そして今回のLOST WORLDを締めくくるMCでは、初となった今回の無観客配信ライブの感想を語りました。
応援してくれるファンが会場にいないという最大の違いに、「緊張した」「やっぱり寂しい」と本音を零すメンバーたち。
しかし「それ以上にAqoursの9人でライブが出来たのが嬉しい」と語る黒澤ダイヤ役の小宮有紗さん。
くり返しますがライブイベントの開催が苦しい中、1年4ヶ月ぶりにライブが開催できたことは、メンバーにとっても念願だったのだと思います。
ソーシャルディスタンスに配慮し、MC中の並びもいつもより距離を開けて、通常であれば当たり前となっているメンバー間のスキンシップもなく「楽しいけど寂しい」とも言っていましたね。

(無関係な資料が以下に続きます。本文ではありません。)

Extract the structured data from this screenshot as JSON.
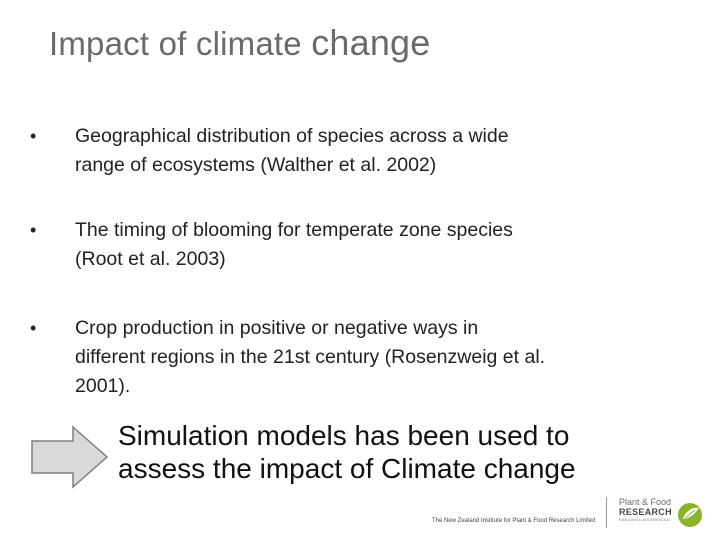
{
  "slide": {
    "title_part1": "Impact of climate ",
    "title_part2": "change",
    "bullets": [
      {
        "marker": "•",
        "line1": "Geographical distribution of species across a wide",
        "line2": "range of ecosystems (Walther et al. 2002)"
      },
      {
        "marker": "•",
        "line1": "The timing of blooming for temperate zone species",
        "line2": "(Root et al. 2003)"
      },
      {
        "marker": "•",
        "line1": "Crop production in positive or negative ways in",
        "line2": "different regions in the 21st century (Rosenzweig et al.",
        "line3": "2001)."
      }
    ],
    "callout_line1": "Simulation models has been used to",
    "callout_line2": "assess the impact of Climate change"
  },
  "footer": {
    "org_text": "The New Zealand Institute for Plant & Food Research Limited",
    "logo_line1": "Plant & Food",
    "logo_line2": "RESEARCH",
    "logo_line3": "RANGAHAU AHUMARA KAI"
  },
  "colors": {
    "title": "#6a6a6a",
    "arrow_fill": "#d9d9d9",
    "arrow_stroke": "#7f7f7f",
    "logo_green": "#8ab52a"
  },
  "icons": {
    "arrow": "right-arrow-icon",
    "logo": "leaf-logo-icon"
  }
}
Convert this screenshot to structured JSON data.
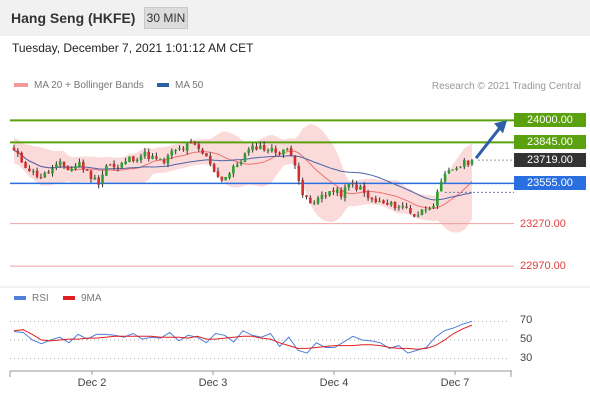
{
  "header": {
    "title": "Hang Seng (HKFE)",
    "timeframe": "30 MIN"
  },
  "timestamp": "Tuesday, December 7, 2021 1:01:12 AM CET",
  "legend": {
    "bb": "MA 20 + Bollinger Bands",
    "ma50": "MA 50",
    "rsi": "RSI",
    "rsi_ma": "9MA"
  },
  "credit": "Research © 2021 Trading Central",
  "colors": {
    "green": "#5ba00e",
    "blue": "#2a6fe0",
    "red": "#e23d3d",
    "dark": "#333333",
    "candle_up": "#2e9e30",
    "candle_down": "#cf2f2f",
    "band": "#fbdada",
    "ma20": "#f07070",
    "ma50": "#4a64a8",
    "rsi_line": "#4f7fd8",
    "rsi_ma_line": "#e02020",
    "arrow": "#2f5fa8"
  },
  "chart_data": [
    {
      "type": "candlestick",
      "title": "Hang Seng (HKFE)",
      "interval": "30 MIN",
      "ylim": [
        22900,
        24130
      ],
      "x_ticks": [
        "Dec 2",
        "Dec 3",
        "Dec 4",
        "Dec 7"
      ],
      "levels": [
        {
          "label": "24000.00",
          "value": 24000,
          "style": "resistance"
        },
        {
          "label": "23845.00",
          "value": 23845,
          "style": "resistance"
        },
        {
          "label": "23719.00",
          "value": 23719,
          "style": "last"
        },
        {
          "label": "23555.00",
          "value": 23555,
          "style": "pivot"
        },
        {
          "label": "23270.00",
          "value": 23270,
          "style": "support"
        },
        {
          "label": "22970.00",
          "value": 22970,
          "style": "support"
        }
      ],
      "close_path": [
        23780,
        23700,
        23630,
        23600,
        23650,
        23690,
        23650,
        23700,
        23620,
        23560,
        23700,
        23650,
        23720,
        23740,
        23760,
        23730,
        23700,
        23780,
        23800,
        23830,
        23780,
        23700,
        23580,
        23620,
        23700,
        23780,
        23820,
        23800,
        23780,
        23800,
        23720,
        23450,
        23400,
        23480,
        23500,
        23480,
        23550,
        23520,
        23440,
        23420,
        23400,
        23400,
        23380,
        23320,
        23380,
        23420,
        23600,
        23660,
        23690,
        23719
      ],
      "arrow_target": 24000
    },
    {
      "type": "line",
      "title": "RSI",
      "ylim": [
        20,
        80
      ],
      "y_ticks": [
        70,
        50,
        30
      ],
      "series": [
        {
          "name": "RSI",
          "values": [
            59,
            58,
            50,
            46,
            50,
            53,
            47,
            56,
            51,
            56,
            56,
            55,
            53,
            57,
            51,
            53,
            52,
            58,
            49,
            55,
            53,
            47,
            57,
            55,
            48,
            60,
            55,
            53,
            57,
            43,
            53,
            39,
            36,
            47,
            42,
            42,
            48,
            54,
            50,
            49,
            47,
            41,
            44,
            36,
            39,
            42,
            53,
            60,
            63,
            67,
            70
          ]
        },
        {
          "name": "9MA",
          "values": [
            60,
            61,
            56,
            50,
            49,
            50,
            51,
            51,
            52,
            52,
            53,
            54,
            54,
            54,
            54,
            54,
            53,
            53,
            53,
            52,
            54,
            51,
            51,
            52,
            53,
            54,
            54,
            52,
            51,
            47,
            44,
            41,
            41,
            42,
            43,
            44,
            44,
            44,
            45,
            45,
            44,
            42,
            41,
            41,
            40,
            41,
            44,
            50,
            57,
            62,
            66
          ]
        }
      ]
    }
  ]
}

そして、このLOST WORLD公演を締めくくる最後の曲は、君のこころは輝いてるかい?に並びAqoursの代表曲となるこの曲。
TVアニメOP曲『青空Jumping Heart』
そしてDAY2は同じくTVアニメセカンドシーズンのOP曲『未来の僕らは知ってるよ』
見る人聞く人を問答無用で楽しい気持ちにさせてしまう、そんなパワーのある曲です。
先の見えないこの世界で、力強く未来を歌うAqoursに、確かな希望を貰えました。
曲終わりにはLOST WORLDの成功と、明るい未来への啓示、そしてまだまだ躍進の止まらないAqoursのこれからを象徴するような花火が咲き乱れていました。
最後に
最後を締めた『君のこころは輝いてるかい?』と『青空Jumping Heart/未来の僕らは知ってるよ』の代表曲2曲を除けば、ライブ本編は全て初披露となる新曲で構成されていました。
それは開催される予定だった6thライブに向けて準備していたものだったり、それが果たせなくなった今だからこそ、伝えたいものだったりすると思います。
世界的不安の渦中、本来の形ではなくなってしまったものの、無事なAqoursのパフォーマンスが見れたこと、そしてこのライブで現地会場にいないファンにAqoursが届けたいメッセージが確かに伝わりました。
こうしたライブイベントをはじめ、私たちの生活の中で、大好きなものが失われてしまった世界で、それでもそこに光を見つけ、諦めず輝きを目指し、もう一度立ち上がろうと世界へ向けたエールを貰ったような気がします。
本来の6thライブ開催とはならなかったものの、こうした代替イベントを開催してくださった運営・スタッフの皆様。
そしてコロナウイルス蔓延という暗闇とブランクの中、無事に変わらぬ笑顔と進化したパフォーマンスを届けてくれたAqoursの皆。
LOST WORLD開催へ向けて尽力してくださった全ての関係者の方々に、本当に感謝です。
いつかまた、闇の晴れた新世界で、全国のドームという大海を堂々と航海するAqoursに会える日を待っています。